Funcom has been tainted by the AO launch ever since. Not that people think they can’t make good games, but rather there’s a vague mistrust of their technical competence. I can’t count the number of times I’ve heard, read, or participated in an exchange like the following: “Hey, check out this new game by Funcom!” “Oh, err, ah, aren’t those the guys that did Anarchy Online? That game was horrible at launch! I’ll give them 6 months to straighten things out before I even look at this.” Of course, a game that doesn’t sell well in the first six months is generally doomed to a mediocre showing overall. Funcom didn’t exactly allay everyone’s fears with the Age of Conan launch either.
This grudge isn’t going to go away because the launch was just so bad and so memorable. People shelled out $50 to buy the game and were rewarded with something completely unplayable. The Anarchy Online launch is a textbook example of what-not-to-do, and no launch since has been able to surpass its misery. World of Warcraft itself had a pretty bad launch, but almost nobody remembers because comparatively speaking, it just wasn’t in the same league. The Anarchy Online launch was so bad it’s become legendary.
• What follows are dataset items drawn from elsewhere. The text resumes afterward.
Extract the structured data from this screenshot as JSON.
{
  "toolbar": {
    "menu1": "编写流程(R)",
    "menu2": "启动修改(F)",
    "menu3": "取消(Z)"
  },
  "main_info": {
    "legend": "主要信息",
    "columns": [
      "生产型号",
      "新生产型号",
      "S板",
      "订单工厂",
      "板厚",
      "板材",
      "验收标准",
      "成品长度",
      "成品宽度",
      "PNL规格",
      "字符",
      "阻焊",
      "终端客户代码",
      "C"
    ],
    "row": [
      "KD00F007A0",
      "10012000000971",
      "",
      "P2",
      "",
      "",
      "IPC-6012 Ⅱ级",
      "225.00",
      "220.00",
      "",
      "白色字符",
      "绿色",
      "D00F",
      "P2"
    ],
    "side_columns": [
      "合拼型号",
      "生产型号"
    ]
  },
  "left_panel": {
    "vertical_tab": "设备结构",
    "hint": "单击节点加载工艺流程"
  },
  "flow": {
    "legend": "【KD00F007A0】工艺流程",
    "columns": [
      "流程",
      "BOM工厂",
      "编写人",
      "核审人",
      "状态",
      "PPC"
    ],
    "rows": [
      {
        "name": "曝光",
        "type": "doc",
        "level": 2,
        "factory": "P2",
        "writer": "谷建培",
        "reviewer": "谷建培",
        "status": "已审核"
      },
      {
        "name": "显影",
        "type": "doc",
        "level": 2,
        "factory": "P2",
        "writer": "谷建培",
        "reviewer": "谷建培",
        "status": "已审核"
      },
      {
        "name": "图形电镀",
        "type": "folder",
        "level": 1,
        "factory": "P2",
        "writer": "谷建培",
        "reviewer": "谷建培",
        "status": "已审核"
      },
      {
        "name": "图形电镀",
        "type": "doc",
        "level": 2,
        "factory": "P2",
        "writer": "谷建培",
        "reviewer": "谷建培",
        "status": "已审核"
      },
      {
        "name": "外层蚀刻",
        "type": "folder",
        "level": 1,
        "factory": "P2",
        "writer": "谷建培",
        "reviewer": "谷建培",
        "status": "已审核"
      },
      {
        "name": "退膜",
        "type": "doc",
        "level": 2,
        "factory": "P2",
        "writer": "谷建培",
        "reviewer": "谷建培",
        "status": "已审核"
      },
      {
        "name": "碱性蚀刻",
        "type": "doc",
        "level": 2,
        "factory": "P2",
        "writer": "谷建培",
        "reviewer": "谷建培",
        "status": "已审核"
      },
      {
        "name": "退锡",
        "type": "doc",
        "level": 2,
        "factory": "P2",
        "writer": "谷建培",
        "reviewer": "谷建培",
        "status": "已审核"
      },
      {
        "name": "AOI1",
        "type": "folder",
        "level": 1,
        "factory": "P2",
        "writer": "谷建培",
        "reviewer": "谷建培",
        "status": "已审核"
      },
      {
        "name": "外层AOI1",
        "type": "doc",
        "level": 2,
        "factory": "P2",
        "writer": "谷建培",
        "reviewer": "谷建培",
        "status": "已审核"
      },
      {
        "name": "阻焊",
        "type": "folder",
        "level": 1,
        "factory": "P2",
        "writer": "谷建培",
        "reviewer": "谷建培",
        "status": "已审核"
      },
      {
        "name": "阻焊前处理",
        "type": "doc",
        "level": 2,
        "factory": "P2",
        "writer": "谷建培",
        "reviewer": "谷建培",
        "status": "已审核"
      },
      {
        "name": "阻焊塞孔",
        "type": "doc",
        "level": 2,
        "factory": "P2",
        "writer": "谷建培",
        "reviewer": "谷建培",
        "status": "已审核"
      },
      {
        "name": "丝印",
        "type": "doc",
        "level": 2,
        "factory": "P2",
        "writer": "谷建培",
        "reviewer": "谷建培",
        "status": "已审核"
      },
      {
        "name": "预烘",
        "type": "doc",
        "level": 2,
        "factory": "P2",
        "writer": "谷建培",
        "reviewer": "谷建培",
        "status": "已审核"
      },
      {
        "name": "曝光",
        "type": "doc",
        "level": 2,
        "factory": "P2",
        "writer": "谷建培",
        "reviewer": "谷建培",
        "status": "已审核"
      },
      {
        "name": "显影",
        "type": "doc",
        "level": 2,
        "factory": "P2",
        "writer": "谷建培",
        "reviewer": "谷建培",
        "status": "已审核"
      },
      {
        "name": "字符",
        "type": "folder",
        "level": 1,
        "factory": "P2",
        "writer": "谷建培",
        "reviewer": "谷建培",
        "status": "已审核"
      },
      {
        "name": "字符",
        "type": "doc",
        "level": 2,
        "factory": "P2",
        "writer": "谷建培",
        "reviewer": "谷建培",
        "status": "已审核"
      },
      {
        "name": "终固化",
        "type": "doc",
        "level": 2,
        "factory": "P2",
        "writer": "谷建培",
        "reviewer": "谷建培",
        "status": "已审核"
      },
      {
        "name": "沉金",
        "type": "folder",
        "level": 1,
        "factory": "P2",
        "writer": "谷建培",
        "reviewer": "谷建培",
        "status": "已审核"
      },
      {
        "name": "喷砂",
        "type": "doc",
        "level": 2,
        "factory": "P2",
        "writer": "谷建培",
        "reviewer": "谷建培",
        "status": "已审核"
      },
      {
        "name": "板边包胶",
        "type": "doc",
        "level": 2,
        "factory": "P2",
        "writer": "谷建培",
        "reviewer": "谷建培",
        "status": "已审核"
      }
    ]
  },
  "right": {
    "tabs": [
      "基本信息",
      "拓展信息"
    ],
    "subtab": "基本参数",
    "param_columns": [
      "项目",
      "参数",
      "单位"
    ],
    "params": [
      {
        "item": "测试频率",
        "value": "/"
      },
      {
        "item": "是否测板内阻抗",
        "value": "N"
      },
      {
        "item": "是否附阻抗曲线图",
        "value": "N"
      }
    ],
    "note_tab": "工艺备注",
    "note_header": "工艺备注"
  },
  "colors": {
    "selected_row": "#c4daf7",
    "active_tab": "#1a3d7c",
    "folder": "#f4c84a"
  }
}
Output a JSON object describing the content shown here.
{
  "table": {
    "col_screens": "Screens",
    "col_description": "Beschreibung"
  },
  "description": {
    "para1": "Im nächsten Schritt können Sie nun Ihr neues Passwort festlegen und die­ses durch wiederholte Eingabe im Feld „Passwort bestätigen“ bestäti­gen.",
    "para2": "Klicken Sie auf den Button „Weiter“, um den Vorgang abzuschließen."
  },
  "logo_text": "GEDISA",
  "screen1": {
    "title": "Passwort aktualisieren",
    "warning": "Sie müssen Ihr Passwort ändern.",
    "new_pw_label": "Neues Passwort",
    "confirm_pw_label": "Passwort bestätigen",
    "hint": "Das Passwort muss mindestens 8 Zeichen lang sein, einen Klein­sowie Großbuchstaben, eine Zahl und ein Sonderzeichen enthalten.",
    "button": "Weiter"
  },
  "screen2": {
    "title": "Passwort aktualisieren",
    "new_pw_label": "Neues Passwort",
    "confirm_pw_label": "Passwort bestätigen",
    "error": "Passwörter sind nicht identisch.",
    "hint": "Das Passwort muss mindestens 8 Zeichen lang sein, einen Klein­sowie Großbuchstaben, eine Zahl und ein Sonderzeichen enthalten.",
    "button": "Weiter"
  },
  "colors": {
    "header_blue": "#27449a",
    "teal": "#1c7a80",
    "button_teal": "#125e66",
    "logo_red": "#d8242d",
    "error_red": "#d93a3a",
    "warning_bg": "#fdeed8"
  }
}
The theme behind all these grudges seems to be betrayal. MMO gamers tend to be a pretty forgiving bunch in the long run (or maybe just forgetful), but the lesson seems to be that if you betray the gaming community spectacularly enough you’re never going to live it down. Sony still has conversations about the NGE, generally along the lines of “we’ll never do anything like that again, ever, we promise!” Funcom is still trying to convince people they’re capable of putting out stable software. Mythic is, well, I’m not sure what Mythic is doing, but I’m sure they’re not letting their marketing department do it, whatever it is.
There are lots of other grudges out there, what’s your favorite?